Using data from the nfldatapy Python library, I primarily focused on the quarterback matchup we will see this week. To start, I was curious how the play calling distribution has changed since the last time these two teams played in the Super Bowl. Since that time, the Eagles have acquired Barkley (and lost Miles Sanders) and have a new offensive coordinator in Kellen Moore. For the Chiefs, Kareem Hunt is now the most used running back (Pacheco led the team in rushing attempts in 2022) and they have a new offensive coordinator since the last Eagles/Chiefs Super Bowl — but Matt Nagy has been around for a few years now in that role with the Chiefs, so it’s not his first season (or Super Bowl) with the Chiefs.

In 2022, the Eagles averaged 31 pass attempts/game and 32 rushes/game per pro-football-reference. In 2024, that has shifted to 26 pass attempts/game and 36 rushes/game. (For this article I used all games to keep things simple, but acknowledge that Hurts only played in 15 games missing a few with an injury, and Mahomes also sat out the last game of the regular season.) The Chiefs were closer to their 2022 distribution this season, averaging 38 pass attempts/game in 2022 (vs. 35 pass attempts/game this season) and 24 rushes/game (vs. 26 rushes/game).

Adding Barkley only increased the rush attempts/game by +4. But those extra 4 rushes/game (a 12.5% increase over 2022) resulted in a 21% increase in total rushing yards in 17 games (with 2022 including the Super Bowl in those stats). The Eagles’ success rate on rushing plays (defined as gaining at least 40% of the yards required on first down, 60% on second down, and 100% on third and fourth downs) decreased from 56.3% in 2022 to 47.7% in 2024. Of course, rushing stats are going to be a combination of play calling, running back performance, and offensive line performance, so there are a few factors at play here with these evaluations. I was surprised to see the success rate lower with Barkley than with the 2022 Eagles, but some of this could be related to the attention Barkley attracts. His explosiveness might cause defenses to try to stop the run more, making the average play less successful but still having a rushing attack that produces more yards overall due to enough big plays — Barkley has had 21 runs that went 20+ yards this season (5.1% of his attempts) vs. 9 runs for Sanders of that length in 2022 (3.0%).
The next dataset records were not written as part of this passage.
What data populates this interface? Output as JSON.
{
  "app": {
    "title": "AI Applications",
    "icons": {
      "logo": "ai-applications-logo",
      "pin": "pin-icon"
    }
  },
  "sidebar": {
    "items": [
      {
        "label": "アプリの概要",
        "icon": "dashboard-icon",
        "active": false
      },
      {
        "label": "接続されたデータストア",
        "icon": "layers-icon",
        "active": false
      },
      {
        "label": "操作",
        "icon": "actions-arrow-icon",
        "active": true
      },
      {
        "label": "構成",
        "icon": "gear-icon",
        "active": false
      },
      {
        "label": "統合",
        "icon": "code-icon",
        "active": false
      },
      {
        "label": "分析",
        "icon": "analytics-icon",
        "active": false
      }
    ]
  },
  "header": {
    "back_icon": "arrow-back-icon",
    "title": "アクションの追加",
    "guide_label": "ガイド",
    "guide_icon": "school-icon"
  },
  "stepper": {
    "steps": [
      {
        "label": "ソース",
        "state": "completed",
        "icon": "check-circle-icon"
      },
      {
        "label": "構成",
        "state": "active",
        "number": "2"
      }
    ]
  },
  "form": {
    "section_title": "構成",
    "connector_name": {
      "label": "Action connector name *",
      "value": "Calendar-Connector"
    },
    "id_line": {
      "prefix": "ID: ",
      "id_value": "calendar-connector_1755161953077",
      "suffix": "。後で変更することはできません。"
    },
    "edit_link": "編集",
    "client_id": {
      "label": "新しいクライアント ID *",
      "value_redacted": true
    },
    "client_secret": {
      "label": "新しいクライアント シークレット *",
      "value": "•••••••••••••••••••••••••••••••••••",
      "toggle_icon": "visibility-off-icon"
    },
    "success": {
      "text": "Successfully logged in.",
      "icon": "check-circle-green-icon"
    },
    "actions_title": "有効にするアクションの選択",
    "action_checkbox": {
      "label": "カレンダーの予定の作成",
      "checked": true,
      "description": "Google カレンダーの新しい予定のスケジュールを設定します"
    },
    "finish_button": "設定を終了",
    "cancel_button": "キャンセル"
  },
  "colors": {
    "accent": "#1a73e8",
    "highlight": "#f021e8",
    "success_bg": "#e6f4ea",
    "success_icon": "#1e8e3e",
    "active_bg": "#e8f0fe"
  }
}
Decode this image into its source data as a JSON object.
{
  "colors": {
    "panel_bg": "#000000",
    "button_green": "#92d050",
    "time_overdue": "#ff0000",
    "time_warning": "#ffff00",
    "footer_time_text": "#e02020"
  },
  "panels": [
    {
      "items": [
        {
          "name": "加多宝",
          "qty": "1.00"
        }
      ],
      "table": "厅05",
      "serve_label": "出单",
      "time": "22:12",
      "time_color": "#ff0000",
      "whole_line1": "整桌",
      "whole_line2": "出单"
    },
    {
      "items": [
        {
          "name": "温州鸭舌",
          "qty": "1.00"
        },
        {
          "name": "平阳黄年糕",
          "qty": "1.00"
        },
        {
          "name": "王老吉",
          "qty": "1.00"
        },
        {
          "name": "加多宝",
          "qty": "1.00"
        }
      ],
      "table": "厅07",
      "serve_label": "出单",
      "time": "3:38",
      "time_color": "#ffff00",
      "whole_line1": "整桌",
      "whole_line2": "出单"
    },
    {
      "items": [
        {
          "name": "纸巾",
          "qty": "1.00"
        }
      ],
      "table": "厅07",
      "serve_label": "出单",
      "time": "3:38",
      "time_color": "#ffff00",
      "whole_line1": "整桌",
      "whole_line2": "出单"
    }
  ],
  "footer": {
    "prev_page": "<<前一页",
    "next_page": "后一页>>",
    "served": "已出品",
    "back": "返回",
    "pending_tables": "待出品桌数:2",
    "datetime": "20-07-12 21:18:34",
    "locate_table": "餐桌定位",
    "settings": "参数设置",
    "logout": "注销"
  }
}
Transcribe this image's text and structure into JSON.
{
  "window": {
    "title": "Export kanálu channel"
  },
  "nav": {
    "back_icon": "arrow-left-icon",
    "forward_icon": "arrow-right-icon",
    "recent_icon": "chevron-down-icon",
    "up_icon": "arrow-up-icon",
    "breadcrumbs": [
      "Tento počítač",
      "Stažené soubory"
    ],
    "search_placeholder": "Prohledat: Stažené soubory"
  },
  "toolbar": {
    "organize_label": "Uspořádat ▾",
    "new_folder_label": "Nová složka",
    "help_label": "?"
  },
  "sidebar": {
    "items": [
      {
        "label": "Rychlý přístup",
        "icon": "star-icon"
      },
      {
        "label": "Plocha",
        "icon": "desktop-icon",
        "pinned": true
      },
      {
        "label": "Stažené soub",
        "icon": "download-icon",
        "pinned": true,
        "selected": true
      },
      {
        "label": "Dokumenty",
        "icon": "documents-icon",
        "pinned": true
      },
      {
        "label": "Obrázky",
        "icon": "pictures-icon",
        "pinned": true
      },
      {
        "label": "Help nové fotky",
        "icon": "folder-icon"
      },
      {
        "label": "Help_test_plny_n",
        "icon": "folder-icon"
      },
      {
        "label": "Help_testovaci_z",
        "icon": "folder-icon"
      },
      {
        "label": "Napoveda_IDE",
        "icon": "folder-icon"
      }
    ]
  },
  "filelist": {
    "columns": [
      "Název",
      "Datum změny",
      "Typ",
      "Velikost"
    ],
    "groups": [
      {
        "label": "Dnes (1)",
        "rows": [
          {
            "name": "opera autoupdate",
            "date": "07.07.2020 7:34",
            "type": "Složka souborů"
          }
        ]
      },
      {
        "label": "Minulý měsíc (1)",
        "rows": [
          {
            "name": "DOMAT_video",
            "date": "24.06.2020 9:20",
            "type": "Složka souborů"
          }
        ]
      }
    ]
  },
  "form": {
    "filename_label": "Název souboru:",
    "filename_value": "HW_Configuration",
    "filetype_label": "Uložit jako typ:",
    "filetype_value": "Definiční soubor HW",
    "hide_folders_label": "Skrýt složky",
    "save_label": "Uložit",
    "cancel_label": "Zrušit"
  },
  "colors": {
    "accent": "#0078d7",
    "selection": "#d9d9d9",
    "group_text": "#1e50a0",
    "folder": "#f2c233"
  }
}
Looking at the passing matchup, Hurts is averaging 6.1 air yards per completed pass vs. 4.5 for Mahomes. (A quick search for Air Yards rankings reveals various numbers for season long averages — my method here is using nfldatapy to remove two point conversion attempts and sacks when calculating averages and otherwise trusting their air yards column.) On incomplete passes Hurts is averaging 11.0 air yards/attempt vs. 10.5 air yards/attempt for Mahomes. Not surprisingly, average attempted air yards is higher for incomplete passes than completed passes, but I was surprised Hurts had a higher average air yards in both categories (I don’t watch all Chiefs games, so this is just based on what I have seen).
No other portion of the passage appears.